US announces fusion tech clean energy breakthrough for warming world
The US on Tuesday announced a breakthrough in clean energy for a warming globe through fusion technology that could transform the way the world is powered, imitating the process that makes the sun and stars shine.
White House Science and Technology Policy Director Arati Prabhakar called it "an engineering marvel beyond belief".
"This is such a wonderful example of a possibility realised, a scientific milestone achieved, and a road ahead to the possibilities for clean energy," she said at the announcement in Washington.
Fusion technology is the process by which two or more smaller atoms are combined or fused into a bigger one and in nature, it is how the sun and stars are powered.

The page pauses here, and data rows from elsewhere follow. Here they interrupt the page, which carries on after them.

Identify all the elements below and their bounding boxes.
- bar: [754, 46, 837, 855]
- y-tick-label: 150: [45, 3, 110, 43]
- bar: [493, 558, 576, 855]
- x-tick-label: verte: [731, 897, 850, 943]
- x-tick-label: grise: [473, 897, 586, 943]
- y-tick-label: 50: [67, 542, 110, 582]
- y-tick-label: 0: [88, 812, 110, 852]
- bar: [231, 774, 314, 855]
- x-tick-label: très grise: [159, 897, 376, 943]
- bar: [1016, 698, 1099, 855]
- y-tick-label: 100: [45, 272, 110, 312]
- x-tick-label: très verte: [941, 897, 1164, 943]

What makes the breakthrough achieved at the National Ignition Facility (NIF) of the Lawrence Livermore Nuclear Laboratory (LLNL) a gamechanger is that it produced more energy than it used for lasers to create fusion, unlike in current energy production methods that consume more power than they put out.
Scientists Robbie Scott with the Central Laser Facility (CLF) Plasma Physics Group who was involved in the research explained to Science Media said that it is "a bit like striking a match (and) with this experiment the match kept burning" and "fusion has the potential to provide a near-limitless, safe, clean, source of carbon-free baseload energy".
The administration of President Joe Biden has promoted the breakthrough as a momentous step forward in its push for fighting climate change by reducing the use of fossil fuels that currently produce most of the energy.
Energy Secretary Jennifer Granholm said that it "will help us solve humanity's most complex and pressing problems, like providing clean power to combat climate change".
But, LLNL Director Kim Budil said that it would take a few decades of research to make power plants using the technology.
It would not take 50 or 60 years, "but probably with concerted effort and investment, a few decades of research on the underlying technologies could put us in a position to build a power plant", she said.
National Nuclear Security Administration (NNSA) Defence Programmes Deputy Administrator Marvin Adams said the breakthrough also had military applications.
It would enhance defence capability by testing nuclear weapons without having to carry out explosions and demonstrate the nuclear technology superiority of the US, he said.
Unlike in current nuclear energy production that uses fission technology, which splits atoms, fusion does not create dangerous nuclear waste and scientists say that there would be no danger of radioactive leads.
The experiment at the NIF on December 5 that demonstrated the fusion capability focused 192 powerful laser beams at a pea-sized container with frozen hydrogen.
The laser beams' energy was converted into x-rays that squeezed the hydrogen until it imploded releasing energy.
LLN said that the 2.05 megajoules (MJ) of energy used to set off the process delivered 3.15 MJ of fusion energy output.
There are two competing ways to achieve fusion, one with magnetic energy and the using lasers.
Now the laser method has achieved the breakthrough of producing more energy than is used to produce it.
Stephane Dujarric, the spokesperson for UN Secretary-General Antonio Guterres said that "it is an extremely important development in the fight against climate change".
But noting that the application of fusion technology will take time, he added that it should not curtail the current efforts to contain climate change.
At the announcement, Prabhakar recalled that as a 19-year-old intern at the LLNL she had worked for three months "on this fun laser" in 1978.
She recalled that scientists told her, "We think that if you point enough lasers at a pellet of fuel, we want to see if we can get more energy released from fusion than the amount of energy that the lasers deliver into that palette".
And it has taken decades since to achieve it.